For the exclusive use of S. Setiawan, 2015. 9-910-036 REV: APRIL 11, 2011 BENJAMIN EDELMAN THOMAS R. EISENMANN Go oogle In nc. Go oogle's mission is to organize the world's inf n nformation and make...

For the exclusive use of F. Ortolano, 2015. 9-910-036 REV: APRIL 11, 2011 BENJAMIN EDELMAN THOMAS R. EISENMANN Go oogle In nc. Go oogle's mission is to organize the world's inf n nformation and make...

i want complete solution for my assignment and it should be without plagiarism COIT20274: Information Systems for Business Professionals, Term One 2016 Assignments 1 & 2 Requirements Assignment 1 -...

Not sure what information I could be missing, please let me know and I can add whatever may be needed, I provided all the info I was given. The only thing I can think that I didn't add is the install...

The light rigid bar ABCD shown in Fig. P-252 is pinned at B and connected to two vertical rods. Assuming that the bar was initially horizontal and the rods stress-free, determine the stress in each...

Member AB is supported at B by a cable and at A by a smooth fixed square rod which fits loosely through the square hole of the collar. Determine the tension in cable BC if the force F = {-45k}lb. 8...
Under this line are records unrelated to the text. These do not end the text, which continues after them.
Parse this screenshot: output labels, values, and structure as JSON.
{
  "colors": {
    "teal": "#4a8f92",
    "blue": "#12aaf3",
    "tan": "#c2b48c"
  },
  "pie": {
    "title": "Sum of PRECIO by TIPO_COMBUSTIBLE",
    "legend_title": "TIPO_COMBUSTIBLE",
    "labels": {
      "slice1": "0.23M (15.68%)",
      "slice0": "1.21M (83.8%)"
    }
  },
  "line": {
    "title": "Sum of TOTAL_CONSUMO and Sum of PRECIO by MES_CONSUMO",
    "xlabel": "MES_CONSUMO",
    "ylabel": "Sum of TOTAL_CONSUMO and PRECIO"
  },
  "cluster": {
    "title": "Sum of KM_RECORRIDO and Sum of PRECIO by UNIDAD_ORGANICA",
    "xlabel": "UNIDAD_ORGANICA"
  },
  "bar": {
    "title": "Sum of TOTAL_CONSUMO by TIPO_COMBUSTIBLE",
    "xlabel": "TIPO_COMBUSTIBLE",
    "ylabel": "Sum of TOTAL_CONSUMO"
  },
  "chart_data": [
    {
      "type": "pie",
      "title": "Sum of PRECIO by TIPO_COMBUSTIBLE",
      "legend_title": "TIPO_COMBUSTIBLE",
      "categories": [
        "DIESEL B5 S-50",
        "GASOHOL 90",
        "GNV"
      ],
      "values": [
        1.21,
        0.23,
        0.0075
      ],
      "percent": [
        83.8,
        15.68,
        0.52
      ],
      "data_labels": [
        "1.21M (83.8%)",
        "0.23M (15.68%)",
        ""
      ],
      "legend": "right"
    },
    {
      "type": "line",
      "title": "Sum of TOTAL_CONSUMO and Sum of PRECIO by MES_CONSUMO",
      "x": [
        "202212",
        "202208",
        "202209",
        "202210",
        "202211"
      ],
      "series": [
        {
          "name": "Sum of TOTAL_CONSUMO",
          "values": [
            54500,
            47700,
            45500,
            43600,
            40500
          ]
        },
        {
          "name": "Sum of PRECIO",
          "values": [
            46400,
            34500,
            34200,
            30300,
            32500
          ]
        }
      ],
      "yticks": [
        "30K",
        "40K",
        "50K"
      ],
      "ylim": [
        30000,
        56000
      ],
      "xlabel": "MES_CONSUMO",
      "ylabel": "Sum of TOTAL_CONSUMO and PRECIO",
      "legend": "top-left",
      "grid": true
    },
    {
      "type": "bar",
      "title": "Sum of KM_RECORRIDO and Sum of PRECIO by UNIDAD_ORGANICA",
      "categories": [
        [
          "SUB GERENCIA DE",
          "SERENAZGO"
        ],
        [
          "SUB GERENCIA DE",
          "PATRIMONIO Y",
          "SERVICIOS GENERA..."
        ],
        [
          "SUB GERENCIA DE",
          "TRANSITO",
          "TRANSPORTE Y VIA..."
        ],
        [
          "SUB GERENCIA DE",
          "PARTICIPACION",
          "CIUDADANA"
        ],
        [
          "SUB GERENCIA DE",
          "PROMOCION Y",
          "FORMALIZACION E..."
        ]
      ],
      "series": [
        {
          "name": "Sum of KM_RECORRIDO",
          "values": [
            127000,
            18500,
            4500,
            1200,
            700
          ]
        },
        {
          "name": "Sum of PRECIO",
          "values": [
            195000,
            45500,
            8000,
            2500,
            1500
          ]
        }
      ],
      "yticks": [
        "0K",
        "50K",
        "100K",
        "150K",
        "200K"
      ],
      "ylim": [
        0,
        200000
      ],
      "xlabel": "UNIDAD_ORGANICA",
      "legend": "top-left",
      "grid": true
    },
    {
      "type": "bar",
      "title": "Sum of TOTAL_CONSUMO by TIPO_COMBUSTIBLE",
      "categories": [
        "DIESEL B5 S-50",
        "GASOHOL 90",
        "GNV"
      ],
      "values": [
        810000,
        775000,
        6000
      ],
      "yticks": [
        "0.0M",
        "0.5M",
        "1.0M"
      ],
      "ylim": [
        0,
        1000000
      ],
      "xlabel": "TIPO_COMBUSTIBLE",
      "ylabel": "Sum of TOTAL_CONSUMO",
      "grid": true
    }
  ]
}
The Internal Revenue Service may conduct an audit of an individual

Chemical engineering question Thums - up , if answer is good 5 4 0 .

In an Excel Pivot Table, how is a Fact/Measure Column repeated?

In Gender Pay Equity Studies in the Federal Service, how can comparisons be ensured across Job of Comparable Worth?

In the Federal Evaluation System (FES), what standards are used in the Job Evaluation Process?